Nevada Union High School students who did not attend school March 3 due to the snowstorm will now have to file an excused absence.

On Wednesday, Principal Marty Mathiesen sent a voice message to students’ homes asking for a written reason for not coming to school that day.

Due to heavy snowfall that morning, Nevada Union declared an “emergency minimum day” around 10:30 a.m. and the school day ended. Such a declaration is made only when something unforeseen happens after school has commenced, Mathiesen said.



Students, however, have to be in school for at least three hours for an “emergency minimum day” to be declared. In this case, that criteria was fulfilled. An “emergency minimum day” is considered a full school day and the school does not have to make up for an unexpected holiday.

“The fact of the matter is, that was a school day because we called our employees to work,” said Terry McAteer, superintendent at the Nevada County Superintendent of Schools Office. “Therefore, they were paid for that day of service. So it can’t be a snow day at the point because you have your employees at the work place.”




The decision to declare an “emergency minimum day” is made by Maggie Deetz, superintendent of the Nevada Joint Union High School District. According to Deetz, the decision to send the children home at 10:30 a.m. was based on concern for their safety, not fulfillment of any criteria.

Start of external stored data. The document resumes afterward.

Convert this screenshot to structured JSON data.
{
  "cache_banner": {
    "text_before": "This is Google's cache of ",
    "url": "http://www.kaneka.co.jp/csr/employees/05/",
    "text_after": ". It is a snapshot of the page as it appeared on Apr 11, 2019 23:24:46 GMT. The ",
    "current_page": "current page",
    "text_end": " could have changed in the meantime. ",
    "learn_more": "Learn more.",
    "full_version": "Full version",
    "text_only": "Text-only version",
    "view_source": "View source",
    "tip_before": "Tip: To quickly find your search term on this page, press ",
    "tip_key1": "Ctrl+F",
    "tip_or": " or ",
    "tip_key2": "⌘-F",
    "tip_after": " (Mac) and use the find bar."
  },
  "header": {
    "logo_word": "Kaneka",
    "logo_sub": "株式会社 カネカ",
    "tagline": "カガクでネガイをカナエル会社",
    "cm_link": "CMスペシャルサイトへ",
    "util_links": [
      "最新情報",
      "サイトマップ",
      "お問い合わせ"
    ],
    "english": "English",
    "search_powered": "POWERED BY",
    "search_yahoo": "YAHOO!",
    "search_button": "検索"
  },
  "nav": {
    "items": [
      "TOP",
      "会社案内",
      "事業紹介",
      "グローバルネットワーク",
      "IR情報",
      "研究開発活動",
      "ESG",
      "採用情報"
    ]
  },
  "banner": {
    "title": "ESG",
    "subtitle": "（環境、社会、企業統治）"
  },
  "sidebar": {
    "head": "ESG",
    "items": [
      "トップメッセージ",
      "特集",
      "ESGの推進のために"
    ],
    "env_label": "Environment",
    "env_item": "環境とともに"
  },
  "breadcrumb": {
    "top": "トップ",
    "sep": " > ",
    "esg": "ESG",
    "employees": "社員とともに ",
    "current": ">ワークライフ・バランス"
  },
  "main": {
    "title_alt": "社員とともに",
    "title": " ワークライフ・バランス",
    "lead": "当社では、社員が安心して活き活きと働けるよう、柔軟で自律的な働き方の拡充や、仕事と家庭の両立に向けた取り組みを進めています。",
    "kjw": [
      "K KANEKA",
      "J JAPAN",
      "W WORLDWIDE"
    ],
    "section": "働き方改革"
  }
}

“When we reached a point in midday on Friday, when the buses were ready to go, and there was a break in the bad weather, I made the decision to let them go home,” Deetz said. “That’s when I made the phone calls to the parents to let them know.”

Deetz said it was a coincidence that children could be sent home around 10:30 a.m. when they’d spent three hours in school – the minimum time needed to declare an “emergency school day.”

“I am looking at safety,” Deetz said. “I am not looking at the clock.”

Mathiesen said Nevada Union High School loses around $40 per student per day if school is closed. With nearly 2,600 students on campus, that would equate to approximately $104,000.

“Since the students arrived and were sent home early, the school district could apply to me for an emergency attendance waiver, which allows them to collect money for full attendance,” McAteer said. “We started (the school day) in good faith, but the day went wild.”